Rae stared, wondering where the lady had come from. She wasn’t there a moment ago. Rae looked at the woman’s long, wool skirt. This might be England, but today is sweltering. How is she not melting in this heat?
“I am Madame Elpis, your house mistress.” The lady darted down the large concrete steps, pausing on the last step and, in one fluid motion, tucked her clip board under an armpit and extended her hand.
The woman’s features reminded Rae of a bird – her jet-black hair, dark eyes, and especially the jutting nose. Rae nodded and dropped a suitcase so she could return the handshake, her fingers crushed by the woman’s claw-like grip. Ow, ow, ow! So you’re freakishly strong, got it.

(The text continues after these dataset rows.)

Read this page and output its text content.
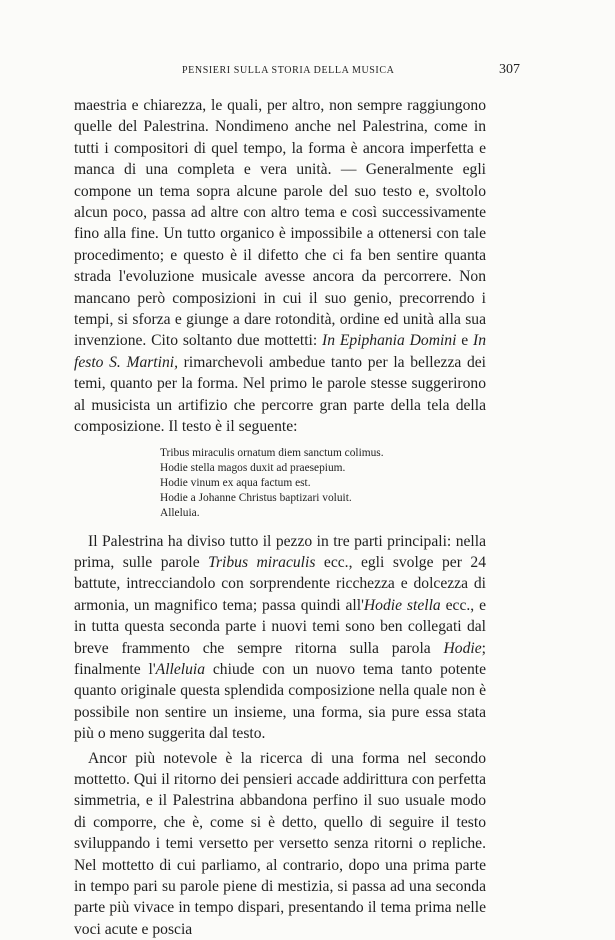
PENSIERI SULLA STORIA DELLA MUSICA	307

maestria e chiarezza, le quali, per altro, non sempre raggiungono quelle del Palestrina. Nondimeno anche nel Palestrina, come in tutti i compositori di quel tempo, la forma è ancora imperfetta e manca di una completa e vera unità. — Generalmente egli compone un tema sopra alcune parole del suo testo e, svoltolo alcun poco, passa ad altre con altro tema e così successivamente fino alla fine. Un tutto organico è impossibile a ottenersi con tale procedimento; e questo è il difetto che ci fa ben sentire quanta strada l'evoluzione musicale avesse ancora da percorrere. Non mancano però composizioni in cui il suo genio, precorrendo i tempi, si sforza e giunge a dare rotondità, ordine ed unità alla sua invenzione. Cito soltanto due mottetti: In Epiphania Domini e In festo S. Martini, rimarchevoli ambedue tanto per la bellezza dei temi, quanto per la forma. Nel primo le parole stesse suggerirono al musicista un artifizio che percorre gran parte della tela della composizione. Il testo è il seguente:

Tribus miraculis ornatum diem sanctum colimus.
Hodie stella magos duxit ad praesepium.
Hodie vinum ex aqua factum est.
Hodie a Johanne Christus baptizari voluit.
Alleluia.

Il Palestrina ha diviso tutto il pezzo in tre parti principali: nella prima, sulle parole Tribus miraculis ecc., egli svolge per 24 battute, intrecciandolo con sorprendente ricchezza e dolcezza di armonia, un magnifico tema; passa quindi all'Hodie stella ecc., e in tutta questa seconda parte i nuovi temi sono ben collegati dal breve frammento che sempre ritorna sulla parola Hodie; finalmente l'Alleluia chiude con un nuovo tema tanto potente quanto originale questa splendida composizione nella quale non è possibile non sentire un insieme, una forma, sia pure essa stata più o meno suggerita dal testo.

Ancor più notevole è la ricerca di una forma nel secondo mottetto. Qui il ritorno dei pensieri accade addirittura con perfetta simmetria, e il Palestrina abbandona perfino il suo usuale modo di comporre, che è, come si è detto, quello di seguire il testo sviluppando i temi versetto per versetto senza ritorni o repliche. Nel mottetto di cui parliamo, al contrario, dopo una prima parte in tempo pari su parole piene di mestizia, si passa ad una seconda parte più vivace in tempo dispari, presentando il tema prima nelle voci acute e poscia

“Come along. No time for dilly-dallying.” She turned and marched up the steps, not checking to see if Rae followed or needed any help with her bags.
Huffing out a breath, Rae grabbed her things and clambered to follow, hearing the bus driver chuckle as he closed the door behind her. I’m spending the next two years here? What joy; What freakin’ bliss.
Hammering and drilling noises from above greeted Rae as she came through the entrance. The clamor echoed throughout the building.